How does a parent of school or preschool aged children handle the day to day care of their family when they can barely make it from the bed to the bathroom? How can you recover and regroup yourself when their is breakfast to be prepared, shoes to be tied, homework to be completed and so on… And what if you had a child who had special needs such as Autism, physical challenges or was totally dependent on you for a host of other reasons. Then what? I know that many people are fortunate and can rely on family , friends, associates via work or places of worship to help them during times of need, such as dealing with a long term illness. But, will those same people be available, able and prepared to help your family if you have a non-communicative, highly dependent on adult supervision , non- toilet trained five year old? And if not- who will?
I feel like I am the pitcher at a ball game. Throwing out questions and awaiting answers. If you have any way to help educate others in your area who may need assistance with parenting while ill, please comment below.
Thanks for reading- Louise
2 thoughts on “You are ill. Your child has special needs? Now what?”
Louise…you make a great pitcher, because those are excellent questions. Many families with a child (or children) with special needs live a life of isolation. Obviously, this is difficult in a situation, such as you suggest. For those families, the professionals that have helped educate or helped diagnose that child may be your biggest ally; as well as any relationships you may have formed through support groups for parents of special needs children.
You local doctors office or social services department can be helpful by possibly referring you to a list of respite care providers. They may even have a foster parent who is trained to care for medically fragile individuals and is willing to provide services for a fee.
Let’s not forget that great group of special education teachers who help educate your child. Is it possible to get them to come and help with your child during a parents hospitalization or recovery period?

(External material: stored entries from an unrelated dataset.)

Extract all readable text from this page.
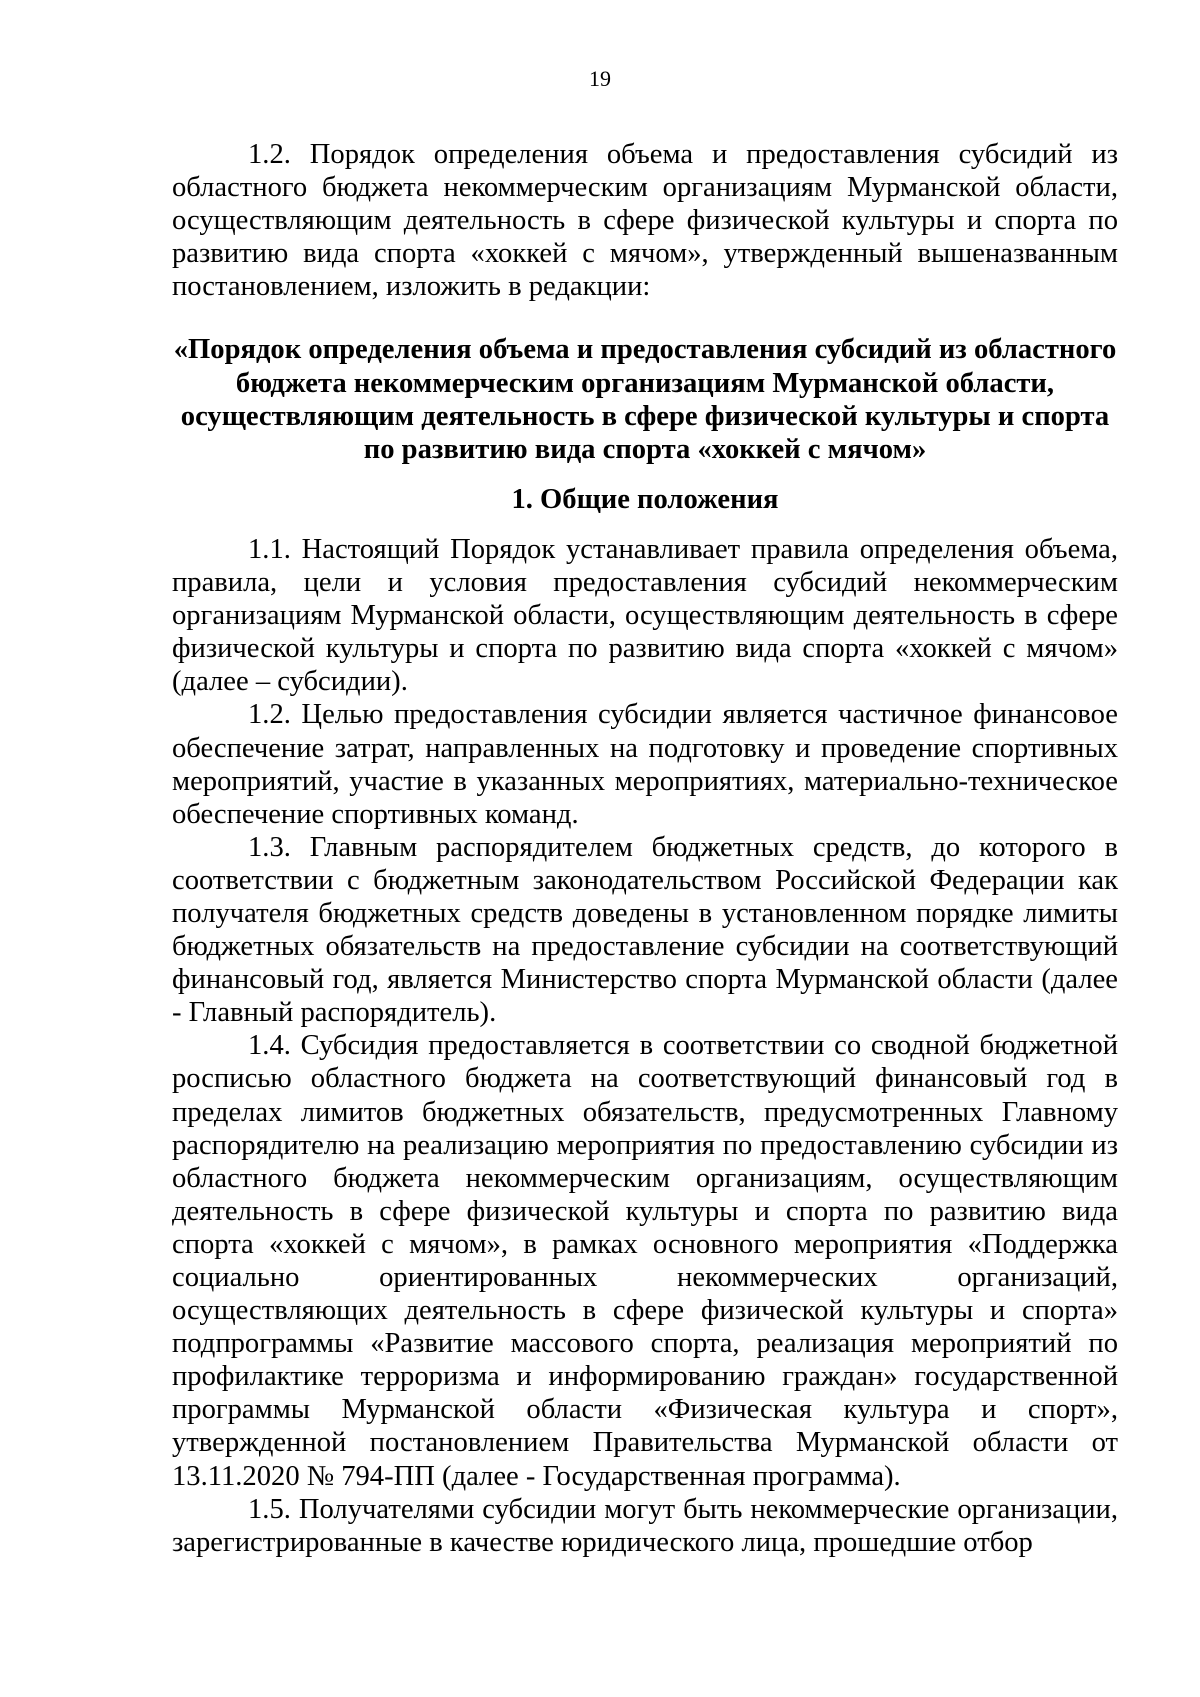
19

1.2. Порядок определения объема и предоставления субсидий из областного бюджета некоммерческим организациям Мурманской области, осуществляющим деятельность в сфере физической культуры и спорта по развитию вида спорта «хоккей с мячом», утвержденный вышеназванным постановлением, изложить в редакции:

«Порядок определения объема и предоставления субсидий из областного бюджета некоммерческим организациям Мурманской области, осуществляющим деятельность в сфере физической культуры и спорта по развитию вида спорта «хоккей с мячом»

1. Общие положения

1.1. Настоящий Порядок устанавливает правила определения объема, правила, цели и условия предоставления субсидий некоммерческим организациям Мурманской области, осуществляющим деятельность в сфере физической культуры и спорта по развитию вида спорта «хоккей с мячом» (далее – субсидии).

1.2. Целью предоставления субсидии является частичное финансовое обеспечение затрат, направленных на подготовку и проведение спортивных мероприятий, участие в указанных мероприятиях, материально-техническое обеспечение спортивных команд.

1.3. Главным распорядителем бюджетных средств, до которого в соответствии с бюджетным законодательством Российской Федерации как получателя бюджетных средств доведены в установленном порядке лимиты бюджетных обязательств на предоставление субсидии на соответствующий финансовый год, является Министерство спорта Мурманской области (далее - Главный распорядитель).

1.4. Субсидия предоставляется в соответствии со сводной бюджетной росписью областного бюджета на соответствующий финансовый год в пределах лимитов бюджетных обязательств, предусмотренных Главному распорядителю на реализацию мероприятия по предоставлению субсидии из областного бюджета некоммерческим организациям, осуществляющим деятельность в сфере физической культуры и спорта по развитию вида спорта «хоккей с мячом», в рамках основного мероприятия «Поддержка социально ориентированных некоммерческих организаций, осуществляющих деятельность в сфере физической культуры и спорта» подпрограммы «Развитие массового спорта, реализация мероприятий по профилактике терроризма и информированию граждан» государственной программы Мурманской области «Физическая культура и спорт», утвержденной постановлением Правительства Мурманской области от 13.11.2020 № 794-ПП (далее - Государственная программа).

1.5. Получателями субсидии могут быть некоммерческие организации, зарегистрированные в качестве юридического лица, прошедшие отбор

If not, they may know of another who is trained & skilled who would be willing to help out. Many teachers are experiencing job lay offs and might just be willing to help out during a time such as this.
Last but not least, think about some of your local support groups or organizations that can be of service to a family who is struggling to provide income; while going through a medical crisis and, trying to care for a youngster with special needs.
A Big Brother/Big Sister volunteer or, if you are lucky enough to live in a college/university town where they educate young adults to become professional educators…you may be able to find a teacher in training who has plans to teach special needs individuals who is looking for some hands on training.
These are just some creative ideas bouncing around in my head. I hope they help someone to think outside of the box if they should ever find themselves in the position that you describe. It is hard enough to go through medical situations but for those of us who have special needs children…it is traumatizing to think of how to help your child cope with everyday situations while you do your best to heal and regroup. Best wishes Louise, as always!
Last year I was sick, and unable to drive for 6 months. I have 5 young children. Two of those children were involved in individual therapy through a local umbrella group that provides everything from individual therapy to intensive educational placements where the children live at the school.
For several weeks I was unable to organize and supervise the children’s homework time and the time until their father came home from work. The therapy group, in this case, Villa Maria, would have come into my home to help their “clients” through these activities and therapeutic playtime on a regular basis as a part of their client’s over-all well being.
If your child is involved in this type of educational or therapeutic situation, it can benefit the household in general until the crisis is over. Often it seems that the calmness of my home is dependent on how my child’s autism is that day.